よんじゅうはち
「お初にお目にかかります。リリアン・ラインハルトと申します」
確か、アドリアーノ公爵夫人は以前の夜会は体調を崩して、欠席していたはずだ。
「初めまして。マイカ・アドリアーノと申します。まぁまぁ。可愛らしいお嬢さんね!」
ふふ、と微笑んだアドリアーノ公爵夫人はとても美しい。でも、どうしてオーウェン様は、私のことを紹介したのだろう。疑問に思いつつも、暫く談笑して別れた。
「アドリアーノ公爵夫人は公平な方だ」
オーウェン様は言った。
「私が妖狐でもあることを本当のところどう思っているかは私にはわからないが。私の能力を買って下さっている。以前、お茶会で、あなたが傷つけられて帰ってきたことがあっただろう?」
ハンナ侯爵夫人に招かれたお茶会のことだろう。あのお茶会では私の立ち回りが甘いせいで、大変なことになった。
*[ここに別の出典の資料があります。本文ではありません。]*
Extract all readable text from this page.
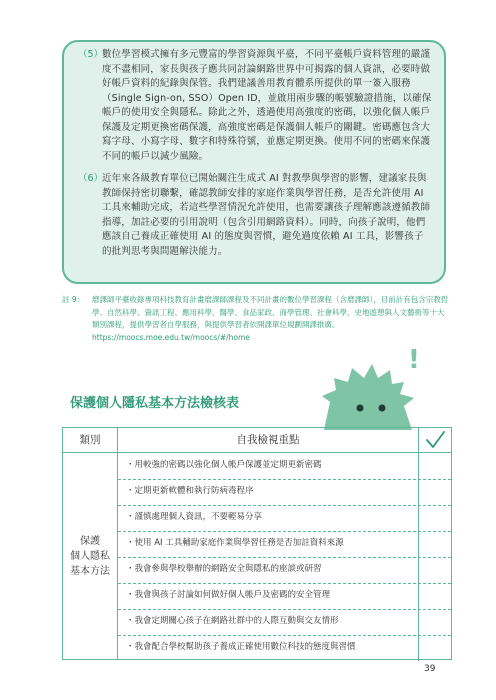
（5）
數位學習模式擁有多元豐富的學習資源與平臺，不同平臺帳戶資料管理的嚴謹度不盡相同，家長與孩子應共同討論網路世界中可揭露的個人資訊，必要時做好帳戶資料的紀錄與保管。我們建議善用教育體系所提供的單一簽入服務（Single Sign-on, SSO）Open ID，並啟用兩步驟的帳號驗證措施，以確保帳戶的使用安全與隱私。除此之外，透過使用高強度的密碼，以強化個人帳戶保護及定期更換密碼保護，高強度密碼是保護個人帳戶的關鍵。密碼應包含大寫字母、小寫字母、數字和特殊符號，並應定期更換。使用不同的密碼來保護不同的帳戶以減少風險。
（6）
近年來各級教育單位已開始關注生成式 AI 對教學與學習的影響，建議家長與教師保持密切聯繫，確認教師安排的家庭作業與學習任務，是否允許使用 AI 工具來輔助完成，若這些學習情況允許使用，也需要讓孩子理解應該遵循教師指導，加註必要的引用說明（包含引用網路資料）。同時，向孩子說明，他們應該自己養成正確使用 AI 的態度與習慣，避免過度依賴 AI 工具，影響孩子的批判思考與問題解決能力。
註 9：	磨課師平臺收錄專項科技教育計畫磨課師課程及不同計畫的數位學習課程（含磨課師），目前計有包含宗教哲學、自然科學、資訊工程、應用科學、醫學、食品家政、商學管理、社會科學、史地遊憩與人文藝術等十大類別課程，提供學習者自學服務，與提供學習者依開課單位規劃開課推廣。https://moocs.moe.edu.tw/moocs/#/home
!
保護個人隱私基本方法檢核表
類別	自我檢視重點
保護
個人隱私
基本方法
・用較強的密碼以強化個人帳戶保護並定期更新密碼
・定期更新軟體和執行防病毒程序
・謹慎處理個人資訊，不要輕易分享
・使用 AI 工具輔助家庭作業與學習任務是否加註資料來源
・我會參與學校舉辦的網路安全與隱私的座談或研習
・我會與孩子討論如何做好個人帳戶及密碼的安全管理
・我會定期關心孩子在網路社群中的人際互動與交友情形
・我會配合學校幫助孩子養成正確使用數位科技的態度與習慣
39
「あなたが、私のせいで傷ついてほしくないんだ。私はあなたに幸せになってほしい」
なるほど。だから、あれよね。今後の社交はハンナ侯爵夫人のグループではなく、アドリアーノ公爵夫人のグループを中心に行ってほしいということだろう。でも。
「私もオーウェン様には幸せになってほしいです」
私がそういうと、オーウェン様は笑った。
「そういってくれるあなたが側にいるだけで、私は十分幸せだ。……さて。私と一曲踊っていただけますか?」
オーウェン様が少しだけおどけたように、手を差し出した。私はもちろん、笑顔で頷きましたとも。
「喜んで!」
そんな夜会が終わり、数日がたったある日のこと。
公爵邸の中庭で、オーウェン様と一緒にお茶会をしていた。お茶うけは、私が作ったクッキーだ。オーウェン様は、美味しいといってくれて、私もとっても幸せな午後の昼下がり。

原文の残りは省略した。